I had my second hypnotherapist visit today, which went very well. He didn’t actually hypnotize me—we just talked. It was very motivational and I left on a buzz and ready to take on some new writing projects. Now, will I be able to keep the forward thrust moving?
The most important point I must remember when it comes to dealing with my hatred of motherhood is that I am still doing quite a fine job of it. I mean—I am a perfectionist after all. Even though I am not thrilled with the day-to-day life I am living right now, I still love Genny. And it’s not like I have ever really loved normal day-to-day life, no matter what I was involved in.
That thought is just making me realize that perhaps I have never been truly happy as I suppose most normal people experience happiness. Is it that I have a mixed-up notion about what true happiness is? Or has depression always caused me to blame the external circumstances of my life for the sadness I feel? Maybe it doesn’t matter what is going on in my life—maybe I will always hate whatever I am doing.
Hmm…if I was just to assume that this is true, that it is not so much what I am doing in my life that I hate, but rather just this snarky depression making me think I hate whatever I’m doing, would that free me in any way to enjoy my life more? Maybe I can find a way to sidestep my depression by laughing when I feel hatred of everyday life knowing that I don’t really hate life, my depression only wants me to think that. But what does my depression gain from occupying me?

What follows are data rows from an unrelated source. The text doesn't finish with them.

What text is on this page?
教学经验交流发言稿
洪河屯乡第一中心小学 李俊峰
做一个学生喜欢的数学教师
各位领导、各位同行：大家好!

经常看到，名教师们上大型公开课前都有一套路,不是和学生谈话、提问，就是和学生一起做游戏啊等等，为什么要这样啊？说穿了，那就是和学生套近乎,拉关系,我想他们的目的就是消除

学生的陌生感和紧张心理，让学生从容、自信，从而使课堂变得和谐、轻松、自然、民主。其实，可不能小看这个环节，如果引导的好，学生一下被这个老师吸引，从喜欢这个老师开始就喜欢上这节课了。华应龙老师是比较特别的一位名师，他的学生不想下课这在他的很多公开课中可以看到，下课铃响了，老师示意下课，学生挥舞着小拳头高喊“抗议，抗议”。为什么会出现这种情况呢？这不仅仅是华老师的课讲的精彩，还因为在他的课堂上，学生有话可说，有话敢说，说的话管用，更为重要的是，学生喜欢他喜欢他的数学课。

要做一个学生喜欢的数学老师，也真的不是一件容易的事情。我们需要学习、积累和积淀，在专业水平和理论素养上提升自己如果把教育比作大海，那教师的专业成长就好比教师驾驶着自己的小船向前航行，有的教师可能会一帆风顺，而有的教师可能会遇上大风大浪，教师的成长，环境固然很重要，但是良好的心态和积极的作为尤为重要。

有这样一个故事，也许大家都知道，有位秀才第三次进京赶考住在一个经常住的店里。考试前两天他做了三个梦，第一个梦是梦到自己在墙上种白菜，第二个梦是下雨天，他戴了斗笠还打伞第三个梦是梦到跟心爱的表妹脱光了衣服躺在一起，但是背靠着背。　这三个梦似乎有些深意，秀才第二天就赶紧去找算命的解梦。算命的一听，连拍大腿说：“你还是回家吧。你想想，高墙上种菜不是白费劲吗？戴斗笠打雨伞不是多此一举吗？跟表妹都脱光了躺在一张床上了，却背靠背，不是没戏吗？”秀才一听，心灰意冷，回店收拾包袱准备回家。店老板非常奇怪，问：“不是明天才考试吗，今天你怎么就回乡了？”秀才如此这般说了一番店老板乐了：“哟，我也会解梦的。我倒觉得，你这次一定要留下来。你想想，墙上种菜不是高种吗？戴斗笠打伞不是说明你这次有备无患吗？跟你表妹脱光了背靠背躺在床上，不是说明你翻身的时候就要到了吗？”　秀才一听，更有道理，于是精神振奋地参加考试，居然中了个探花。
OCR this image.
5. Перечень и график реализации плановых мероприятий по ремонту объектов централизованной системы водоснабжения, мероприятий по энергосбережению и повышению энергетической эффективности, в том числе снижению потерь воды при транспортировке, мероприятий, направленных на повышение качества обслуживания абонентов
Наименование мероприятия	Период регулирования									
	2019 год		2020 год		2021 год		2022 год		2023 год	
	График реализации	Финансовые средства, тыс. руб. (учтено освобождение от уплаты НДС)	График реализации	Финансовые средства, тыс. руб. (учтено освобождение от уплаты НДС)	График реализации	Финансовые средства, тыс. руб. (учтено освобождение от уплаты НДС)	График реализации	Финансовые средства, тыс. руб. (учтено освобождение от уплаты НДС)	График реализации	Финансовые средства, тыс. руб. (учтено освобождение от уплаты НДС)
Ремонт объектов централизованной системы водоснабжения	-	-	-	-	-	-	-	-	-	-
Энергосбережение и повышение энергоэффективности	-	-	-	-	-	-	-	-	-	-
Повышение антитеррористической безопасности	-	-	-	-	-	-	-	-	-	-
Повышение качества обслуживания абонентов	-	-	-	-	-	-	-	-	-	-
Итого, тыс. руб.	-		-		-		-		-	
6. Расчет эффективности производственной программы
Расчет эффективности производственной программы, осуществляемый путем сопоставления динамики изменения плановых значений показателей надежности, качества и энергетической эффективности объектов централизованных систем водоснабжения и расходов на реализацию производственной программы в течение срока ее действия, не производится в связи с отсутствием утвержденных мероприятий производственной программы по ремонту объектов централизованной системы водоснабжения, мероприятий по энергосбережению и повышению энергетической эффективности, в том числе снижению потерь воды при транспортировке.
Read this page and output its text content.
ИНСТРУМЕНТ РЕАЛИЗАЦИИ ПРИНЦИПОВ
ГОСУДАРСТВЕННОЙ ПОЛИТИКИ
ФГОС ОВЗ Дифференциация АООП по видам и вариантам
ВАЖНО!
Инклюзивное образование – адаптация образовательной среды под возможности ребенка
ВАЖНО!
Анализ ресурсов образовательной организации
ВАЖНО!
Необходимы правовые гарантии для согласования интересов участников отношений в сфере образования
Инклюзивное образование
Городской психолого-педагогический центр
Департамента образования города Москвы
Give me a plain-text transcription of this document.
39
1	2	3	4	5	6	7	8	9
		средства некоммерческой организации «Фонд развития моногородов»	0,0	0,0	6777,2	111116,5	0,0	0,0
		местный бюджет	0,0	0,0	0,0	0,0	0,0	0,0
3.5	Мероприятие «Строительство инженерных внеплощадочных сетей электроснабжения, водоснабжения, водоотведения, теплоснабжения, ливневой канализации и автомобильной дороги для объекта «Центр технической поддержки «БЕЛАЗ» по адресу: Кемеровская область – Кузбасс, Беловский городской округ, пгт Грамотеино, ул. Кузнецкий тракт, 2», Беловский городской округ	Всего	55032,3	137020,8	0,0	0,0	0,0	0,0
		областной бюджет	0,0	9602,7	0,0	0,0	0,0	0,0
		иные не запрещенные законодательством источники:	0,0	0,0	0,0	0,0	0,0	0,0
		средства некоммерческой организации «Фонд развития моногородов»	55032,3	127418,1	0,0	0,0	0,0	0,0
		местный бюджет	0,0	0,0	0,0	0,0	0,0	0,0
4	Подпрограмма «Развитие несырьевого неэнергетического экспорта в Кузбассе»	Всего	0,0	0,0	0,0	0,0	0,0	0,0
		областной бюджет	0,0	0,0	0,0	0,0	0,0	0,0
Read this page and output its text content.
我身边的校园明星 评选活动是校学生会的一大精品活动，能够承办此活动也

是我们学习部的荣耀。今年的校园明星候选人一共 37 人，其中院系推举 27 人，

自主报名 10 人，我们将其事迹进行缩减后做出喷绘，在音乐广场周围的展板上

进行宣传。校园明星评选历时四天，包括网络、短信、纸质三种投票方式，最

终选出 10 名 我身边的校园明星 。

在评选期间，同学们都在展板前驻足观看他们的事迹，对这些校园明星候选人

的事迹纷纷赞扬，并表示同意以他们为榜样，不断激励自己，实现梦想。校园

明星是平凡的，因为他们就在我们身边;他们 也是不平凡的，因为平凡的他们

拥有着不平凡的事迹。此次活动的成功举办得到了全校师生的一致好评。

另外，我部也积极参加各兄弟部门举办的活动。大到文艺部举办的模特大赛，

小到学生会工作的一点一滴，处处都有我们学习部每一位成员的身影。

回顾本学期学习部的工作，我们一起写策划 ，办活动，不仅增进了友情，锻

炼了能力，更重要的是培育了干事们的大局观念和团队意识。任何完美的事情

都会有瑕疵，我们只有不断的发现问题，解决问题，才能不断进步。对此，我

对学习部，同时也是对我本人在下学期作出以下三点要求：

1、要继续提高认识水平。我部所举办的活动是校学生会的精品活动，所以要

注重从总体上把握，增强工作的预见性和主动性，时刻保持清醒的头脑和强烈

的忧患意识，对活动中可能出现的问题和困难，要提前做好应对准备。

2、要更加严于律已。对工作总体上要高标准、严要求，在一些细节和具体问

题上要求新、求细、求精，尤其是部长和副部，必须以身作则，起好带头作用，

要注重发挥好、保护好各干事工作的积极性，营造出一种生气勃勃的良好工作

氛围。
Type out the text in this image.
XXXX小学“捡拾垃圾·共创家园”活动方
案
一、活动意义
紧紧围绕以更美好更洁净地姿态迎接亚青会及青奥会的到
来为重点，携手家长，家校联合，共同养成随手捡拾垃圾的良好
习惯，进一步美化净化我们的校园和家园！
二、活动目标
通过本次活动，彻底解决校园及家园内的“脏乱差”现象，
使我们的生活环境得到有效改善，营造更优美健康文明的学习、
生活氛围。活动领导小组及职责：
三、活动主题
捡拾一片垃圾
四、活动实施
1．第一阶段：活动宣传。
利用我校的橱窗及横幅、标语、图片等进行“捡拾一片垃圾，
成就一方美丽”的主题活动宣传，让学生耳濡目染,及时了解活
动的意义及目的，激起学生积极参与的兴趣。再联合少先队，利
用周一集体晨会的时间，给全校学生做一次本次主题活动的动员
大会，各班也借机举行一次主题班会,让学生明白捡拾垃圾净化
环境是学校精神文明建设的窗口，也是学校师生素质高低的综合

How interesting that I talk about my depression as though it is a thing of and to itself, like it’s not an illness or a feeling, but rather an unwelcome intruder creeping through my brain, trying to infiltrate my soul—well, no, I think the infiltration has already happened. I just have to find a way to force out the invader, so that I can enjoy watching my daughter grow up.
I imagine my whole life has been about trying to find ways to defeat the enemy. As an actress, I was allowed to be somebody else and escape my own darkness on a regular basis. As an exotic dancer, I got to pretend that I was a happy-go-lucky gal who just wanted to prance around naked. As a writer and a yogini, I get to delve into the meaning of the pit within me and try to find ways to restructure and deal with the darkness.
For Genevieve, I’d really like to banish depression once and for all, but I don’t want to put too much pressure upon myself and then only get more depressed because I don’t succeed.
And I come to the end of another day in my life. I close my eyes and see Genny’s drool-dripped chin telescoping toward me and I feel a wet pucker on my nose and I smile and I feel good.